願望を否定せず、とはいえ、最初から衝動があるのだから、特に願わず、ましてや、願望達成のために動かず、放置することだ。
堂々たる願いであっても、自分で何とかしようと思って、自分の浅はかな考えで動いても良い結果になることはないのだ。ましてや、秘密の願いの場合は。
実は、特殊な、狂気と感じるほど強い願望は、予備エネルギー経路が開いている証拠なのだ。

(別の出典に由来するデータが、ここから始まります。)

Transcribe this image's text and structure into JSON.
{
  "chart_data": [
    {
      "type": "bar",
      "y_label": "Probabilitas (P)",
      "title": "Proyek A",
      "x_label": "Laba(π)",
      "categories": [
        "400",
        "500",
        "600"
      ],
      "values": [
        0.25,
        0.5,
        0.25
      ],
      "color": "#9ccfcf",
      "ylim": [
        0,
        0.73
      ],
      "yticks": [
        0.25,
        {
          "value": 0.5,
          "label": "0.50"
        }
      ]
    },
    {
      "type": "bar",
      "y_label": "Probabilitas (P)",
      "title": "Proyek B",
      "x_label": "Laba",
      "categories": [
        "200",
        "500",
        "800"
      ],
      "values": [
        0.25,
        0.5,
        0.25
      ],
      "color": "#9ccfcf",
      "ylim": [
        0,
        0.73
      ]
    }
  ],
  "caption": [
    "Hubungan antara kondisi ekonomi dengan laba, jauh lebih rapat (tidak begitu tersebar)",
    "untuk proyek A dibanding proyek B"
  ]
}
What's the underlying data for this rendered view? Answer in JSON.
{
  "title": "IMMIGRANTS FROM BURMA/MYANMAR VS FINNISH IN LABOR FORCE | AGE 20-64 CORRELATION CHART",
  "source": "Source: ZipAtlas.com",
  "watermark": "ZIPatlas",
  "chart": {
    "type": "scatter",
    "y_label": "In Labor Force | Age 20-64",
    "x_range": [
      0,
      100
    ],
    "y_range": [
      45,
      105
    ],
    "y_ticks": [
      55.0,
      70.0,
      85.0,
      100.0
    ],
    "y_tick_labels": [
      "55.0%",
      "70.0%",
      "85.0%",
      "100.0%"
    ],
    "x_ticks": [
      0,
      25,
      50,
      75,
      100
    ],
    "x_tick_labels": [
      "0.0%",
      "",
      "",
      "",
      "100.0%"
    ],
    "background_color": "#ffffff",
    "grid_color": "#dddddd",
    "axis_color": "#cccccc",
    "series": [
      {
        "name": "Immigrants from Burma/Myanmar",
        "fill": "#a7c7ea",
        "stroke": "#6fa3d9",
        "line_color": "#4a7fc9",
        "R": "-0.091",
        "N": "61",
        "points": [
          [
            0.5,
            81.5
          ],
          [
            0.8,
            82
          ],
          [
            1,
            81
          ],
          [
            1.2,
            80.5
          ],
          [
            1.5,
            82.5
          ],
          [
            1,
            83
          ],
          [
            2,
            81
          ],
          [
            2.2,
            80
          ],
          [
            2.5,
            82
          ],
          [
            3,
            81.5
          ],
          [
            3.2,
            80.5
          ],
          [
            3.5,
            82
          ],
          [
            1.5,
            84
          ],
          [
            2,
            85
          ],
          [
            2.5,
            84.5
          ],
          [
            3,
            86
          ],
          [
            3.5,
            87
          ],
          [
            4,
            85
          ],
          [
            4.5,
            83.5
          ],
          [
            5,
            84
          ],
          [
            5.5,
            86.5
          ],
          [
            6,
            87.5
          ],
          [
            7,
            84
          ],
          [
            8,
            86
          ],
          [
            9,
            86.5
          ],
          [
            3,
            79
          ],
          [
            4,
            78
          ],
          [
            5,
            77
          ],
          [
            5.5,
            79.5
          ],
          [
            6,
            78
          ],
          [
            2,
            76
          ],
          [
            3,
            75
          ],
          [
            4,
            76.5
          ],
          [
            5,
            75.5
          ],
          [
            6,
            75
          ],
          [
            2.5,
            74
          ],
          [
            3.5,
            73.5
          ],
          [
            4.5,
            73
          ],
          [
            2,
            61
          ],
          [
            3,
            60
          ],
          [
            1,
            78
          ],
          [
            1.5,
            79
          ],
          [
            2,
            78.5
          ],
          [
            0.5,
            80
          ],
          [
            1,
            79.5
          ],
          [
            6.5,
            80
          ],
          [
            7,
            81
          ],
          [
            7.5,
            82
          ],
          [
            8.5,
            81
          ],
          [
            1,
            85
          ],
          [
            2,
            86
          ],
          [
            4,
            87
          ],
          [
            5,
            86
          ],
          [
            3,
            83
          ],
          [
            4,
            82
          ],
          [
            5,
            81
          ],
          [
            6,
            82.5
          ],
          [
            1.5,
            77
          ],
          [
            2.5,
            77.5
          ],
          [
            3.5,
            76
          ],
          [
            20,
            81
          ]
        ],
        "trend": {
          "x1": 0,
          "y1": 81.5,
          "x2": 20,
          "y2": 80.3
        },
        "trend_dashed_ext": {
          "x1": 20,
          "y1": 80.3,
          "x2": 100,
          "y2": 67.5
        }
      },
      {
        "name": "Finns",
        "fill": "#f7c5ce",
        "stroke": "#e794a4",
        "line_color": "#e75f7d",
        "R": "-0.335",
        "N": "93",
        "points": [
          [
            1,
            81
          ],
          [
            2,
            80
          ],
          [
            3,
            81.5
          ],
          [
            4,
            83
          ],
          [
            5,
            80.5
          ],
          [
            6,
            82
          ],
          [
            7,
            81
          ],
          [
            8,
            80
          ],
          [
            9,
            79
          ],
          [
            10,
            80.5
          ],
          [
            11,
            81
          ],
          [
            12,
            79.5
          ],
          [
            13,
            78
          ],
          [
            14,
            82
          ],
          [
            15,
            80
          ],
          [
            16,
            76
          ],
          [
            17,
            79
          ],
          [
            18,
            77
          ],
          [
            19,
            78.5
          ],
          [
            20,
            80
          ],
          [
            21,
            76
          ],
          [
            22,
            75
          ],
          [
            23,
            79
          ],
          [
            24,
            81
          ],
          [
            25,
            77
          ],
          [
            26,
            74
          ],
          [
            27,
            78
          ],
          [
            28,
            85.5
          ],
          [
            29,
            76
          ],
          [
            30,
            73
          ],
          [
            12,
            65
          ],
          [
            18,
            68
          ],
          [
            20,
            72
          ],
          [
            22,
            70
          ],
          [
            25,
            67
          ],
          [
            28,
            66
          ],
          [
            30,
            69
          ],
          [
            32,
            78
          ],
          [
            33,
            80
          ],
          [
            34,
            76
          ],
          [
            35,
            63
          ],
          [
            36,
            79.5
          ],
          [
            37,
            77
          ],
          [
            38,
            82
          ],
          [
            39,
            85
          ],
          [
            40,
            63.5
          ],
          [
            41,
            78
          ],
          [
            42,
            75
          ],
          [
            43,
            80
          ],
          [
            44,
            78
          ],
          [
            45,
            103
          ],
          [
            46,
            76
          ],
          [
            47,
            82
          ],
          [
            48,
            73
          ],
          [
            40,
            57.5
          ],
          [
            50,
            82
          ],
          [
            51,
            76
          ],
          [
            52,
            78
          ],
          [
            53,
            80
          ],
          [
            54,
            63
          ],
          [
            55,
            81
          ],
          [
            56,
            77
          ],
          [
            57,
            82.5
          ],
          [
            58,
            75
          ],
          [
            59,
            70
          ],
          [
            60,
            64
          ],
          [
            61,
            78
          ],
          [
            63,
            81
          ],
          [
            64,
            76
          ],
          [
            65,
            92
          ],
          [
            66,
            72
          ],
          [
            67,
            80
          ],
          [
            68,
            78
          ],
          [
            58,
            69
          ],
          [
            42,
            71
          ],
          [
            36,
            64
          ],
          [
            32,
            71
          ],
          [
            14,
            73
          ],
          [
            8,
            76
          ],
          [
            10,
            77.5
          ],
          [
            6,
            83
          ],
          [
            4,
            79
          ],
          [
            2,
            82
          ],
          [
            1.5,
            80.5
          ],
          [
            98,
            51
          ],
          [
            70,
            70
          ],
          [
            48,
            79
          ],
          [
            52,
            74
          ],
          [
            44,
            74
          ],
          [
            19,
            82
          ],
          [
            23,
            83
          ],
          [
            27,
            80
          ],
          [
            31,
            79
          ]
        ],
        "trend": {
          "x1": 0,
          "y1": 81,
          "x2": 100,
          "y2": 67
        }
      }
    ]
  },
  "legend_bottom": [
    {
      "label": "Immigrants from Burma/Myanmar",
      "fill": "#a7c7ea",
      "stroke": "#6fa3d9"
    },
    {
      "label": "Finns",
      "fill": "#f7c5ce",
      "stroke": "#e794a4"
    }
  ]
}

だから、合理的でない願望を持たない者は(いればだが)、特別なエネルギーを持っていないのである。
その意味、変態、大いに結構である。
その余分なエネルギーを、別の目的に回すことだ。
不合理な、逸脱した願望のエネルギーは、予備とはいえ、意外に、あるいは、驚くほど大きいので、転用すれば、巨大な力になる、
転用すると言っても、ただ、特殊な願望を放置し、気楽でいれば良いのである。

悲惨なのは、特殊な願望を叶えようと行動してしまうことだ。
そうすることで、せっかくの予備エネルギーを失うだけでなく、メインエネルギーも容易く枯渇させる。
大物の中には、特殊な願望に関してもうまくやったように見える者もいるが、多くは、自分で厳しく限度を決めていたが、それでも、哀れな晩年を送っている。
いずれにしろ、気楽で、良い気分でいることだ。
そうすれば、いかなる願望も味方になってくれるのである。